Что касается Эжена Делакруа, то он был слишком поэтом, чтобы отдаться стихам. Само изобилие образов, теснившихся в его голове, в конце концов определило окончательный выбор: чтобы развернуть их во времени, описать их словами, потребовались бы десятки тысяч страниц — на него работали книги, которые уже были написаны; он мысленно переводил события в другой материал, разворачивая их в пространстве. «Я стану рупором тех, кто создает великие произведения...» Экий негордый! Это особенность великой души: обращаться со всем, что создано другими в каком бы то ни было жанре, как со своим достоянием. Уже тогда он полагал, что все работают вместе.
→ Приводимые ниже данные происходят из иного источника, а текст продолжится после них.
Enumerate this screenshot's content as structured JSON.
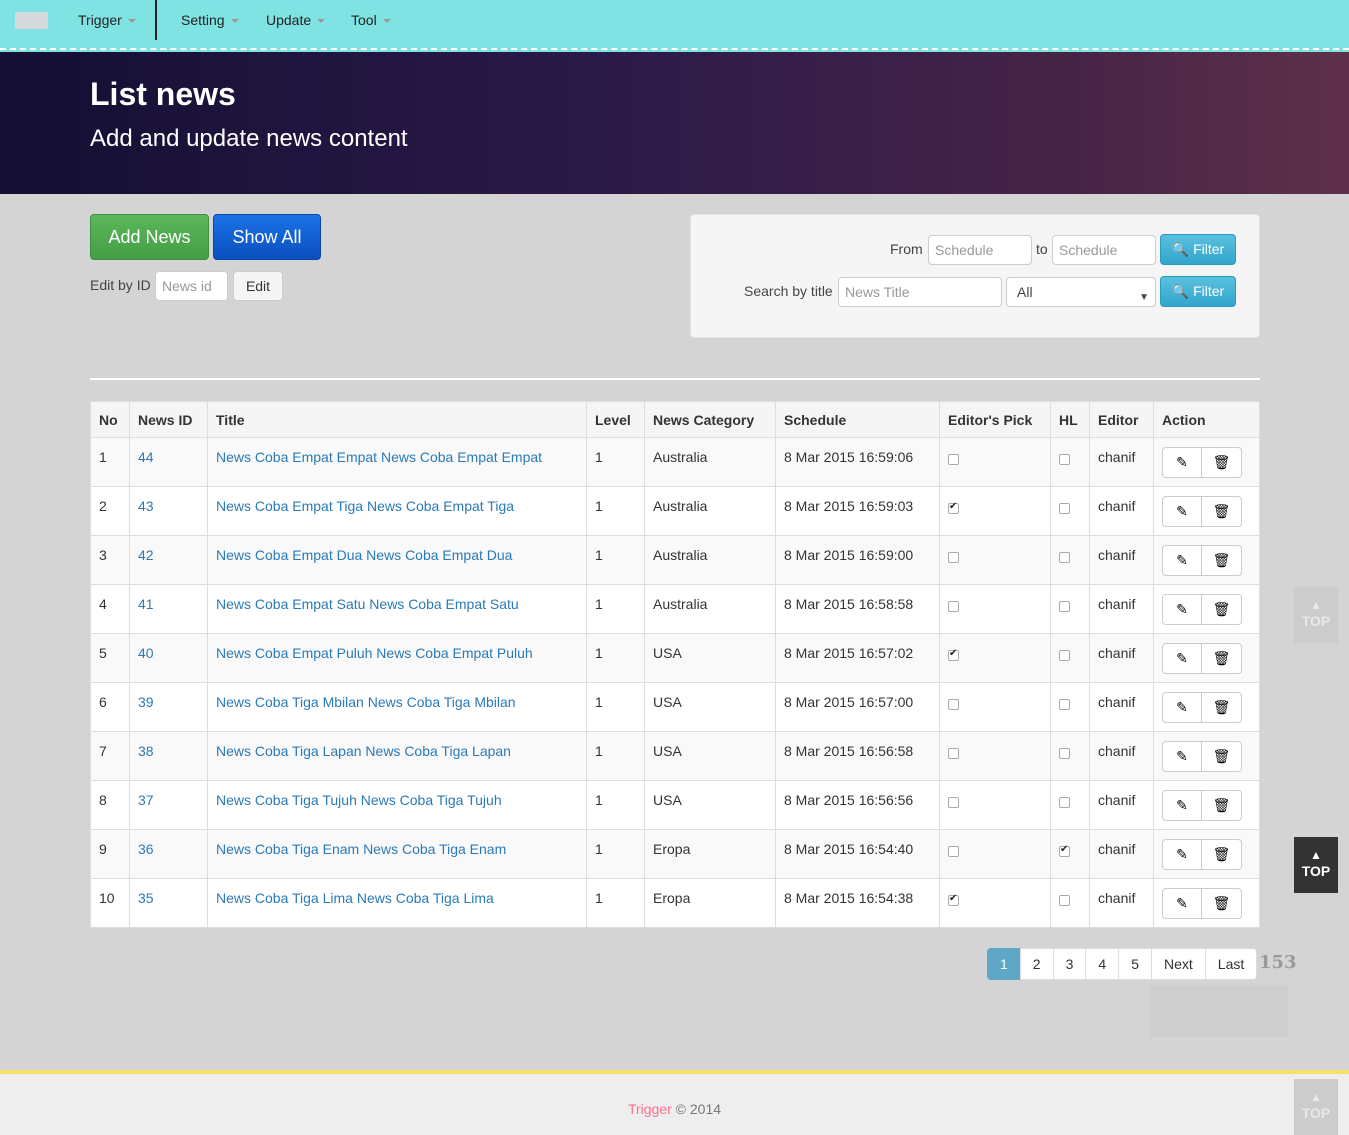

Письмо, в котором Эжен сообщает товарищу о своем окончательном выборе, написано из аббатства Вальмон, близ Фекана. Эжен только что приехал сюда на каникулы к одному из своих многочисленных кузенов, г-ну Батайлю. Г-н Батайль, который был ровесником Шарля Делакруа, служил вместе с ним в конвое принца Евгения. Во время русской кампании Шарль угодил в плен, а г-н Батайль отморозил ноги, переправляясь через Березину. Возвратившись из похода калекой, он решил осесть на земле и купил в северной Франции, на самом почти берегу Ла-Манша, заброшенное бенедиктинское аббатство Вальмон.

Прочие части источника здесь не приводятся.